A recent tour of Dorothy Day House gave a good sense of what inspired Onderdonk. Anyone can come by during the day to take a shower, get a meal, or use a computer. A patio in the back of the building provides an oasis of calm in the middle of downtown. “We have an awesome chef, and most of the people serving food are volunteers,” said Christy Mack, Dorothy Day House’s director of development and communications. “We have 20 to 25 beds and work to get people into permanent housing.”
The organization grew out of a free food program serving People’s Park and isn’t associated with New York’s Dorothy Day Center for Study and Promotion of Social Catholicism or other Dorothy Day shelters around the country.
Onderdonk’s music reflects the region’s multiplicity, with a strong dose of funk. She wrote a song called “Lizzo” inspired by the artist of the same name, and “What Is Funk?,” offers a hat tip to Bruno Mars and Tower of Power. Combining classical influences and blues, her tune “Home” evokes the word’s deep associations “since so many people that Dorothy Day House serves don’t have one,” she said.
She composed the samba-meets-clave “Yoly’s Song” for a woman who worked at Espresso Roma Café, and “Making Waves” draws on Middle Eastern scales. “In the grant I said I was going to take elements of different cultures in the East Bay and put them in the music,” Onderdonk said.
Her tune “Beautiful Child” offers another clue as to her interest in championing Dorothy Day House.

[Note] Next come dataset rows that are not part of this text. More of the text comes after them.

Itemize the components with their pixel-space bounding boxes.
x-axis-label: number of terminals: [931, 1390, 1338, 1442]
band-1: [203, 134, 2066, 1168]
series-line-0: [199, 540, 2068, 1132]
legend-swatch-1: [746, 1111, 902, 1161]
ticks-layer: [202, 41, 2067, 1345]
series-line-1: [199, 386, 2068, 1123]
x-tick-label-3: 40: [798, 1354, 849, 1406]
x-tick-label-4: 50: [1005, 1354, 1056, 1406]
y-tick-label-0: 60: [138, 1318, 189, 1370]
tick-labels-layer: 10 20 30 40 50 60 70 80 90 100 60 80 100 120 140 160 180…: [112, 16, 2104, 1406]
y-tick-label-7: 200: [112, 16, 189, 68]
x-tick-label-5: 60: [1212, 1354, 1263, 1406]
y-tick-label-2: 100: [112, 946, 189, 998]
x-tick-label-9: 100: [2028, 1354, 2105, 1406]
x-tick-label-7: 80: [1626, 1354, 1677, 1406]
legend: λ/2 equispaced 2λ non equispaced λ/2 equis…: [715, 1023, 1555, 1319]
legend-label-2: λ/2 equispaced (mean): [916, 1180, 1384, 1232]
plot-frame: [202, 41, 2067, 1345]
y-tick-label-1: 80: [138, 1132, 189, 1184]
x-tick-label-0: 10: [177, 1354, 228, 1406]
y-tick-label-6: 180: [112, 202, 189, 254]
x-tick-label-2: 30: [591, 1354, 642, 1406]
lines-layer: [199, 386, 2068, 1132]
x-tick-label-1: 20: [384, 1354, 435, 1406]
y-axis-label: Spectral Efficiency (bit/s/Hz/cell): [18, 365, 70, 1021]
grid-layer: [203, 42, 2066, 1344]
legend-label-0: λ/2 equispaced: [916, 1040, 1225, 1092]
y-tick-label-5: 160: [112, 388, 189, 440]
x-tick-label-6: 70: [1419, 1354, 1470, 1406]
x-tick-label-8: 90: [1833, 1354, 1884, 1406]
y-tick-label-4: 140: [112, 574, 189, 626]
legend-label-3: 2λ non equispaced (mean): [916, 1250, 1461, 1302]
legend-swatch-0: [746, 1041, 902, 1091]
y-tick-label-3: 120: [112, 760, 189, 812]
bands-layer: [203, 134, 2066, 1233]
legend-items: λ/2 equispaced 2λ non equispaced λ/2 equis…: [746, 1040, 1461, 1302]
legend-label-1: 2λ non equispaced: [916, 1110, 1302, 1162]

She wrote the piece for her older brother Matt, who fell to heroin addiction and died in the Tenderloin in 1998 at the age of 43. A gifted musician who played guitar, organ and drums, he spent years cycling and out of treatment.
He introduced her to rock, soul and funk when they were growing up, but the Onderdonk home was full of interesting sounds. Her mother, Sieglinde Isham, was a piano teacher who worked with students at their house, and her father, Henry Onderdonk, was an influential teacher and composer who anchored San Francisco State’s music program for more than three decades.
When she graduated from Manhattan School of Music he wrote a challenging piece for her that’s “full of crazy rhythms,” she said with a laugh. “So many people studied with him. The San Francisco Symphony was full of his former students.”
She’s found her own path as a composer, with Vitamin Em serving as her primary vehicle. Since the pandemic eased, the group has performed at the Berkeley City Club and Piedmont Center for the Arts. In recent months, developing the Dorothy Day House material “has been consuming,” she said. “It’s just taken over.”
She’s planning on releasing the material on Bandcamp, and is working with videographer Daniel Lucca Parenti to document the concert in order to create a video useful for Dorothy Day House. Inspired by the message of Day, the anarchist-turned-Catholic Worker co-founder, Onderdonk seeks to provide a different but equally essential form of sustenance.
“Day believed that food for the soul is as important as food for the body,” she said. “We’re really hoping to make this an annual event.”
A free barbecue lunch (suggested donation to benefit Dorothy Day House: $10) will be held at 1:30 p.m. Saturday in Berkeley’s Civic Center Park, with the concert running from 2-4 p.m.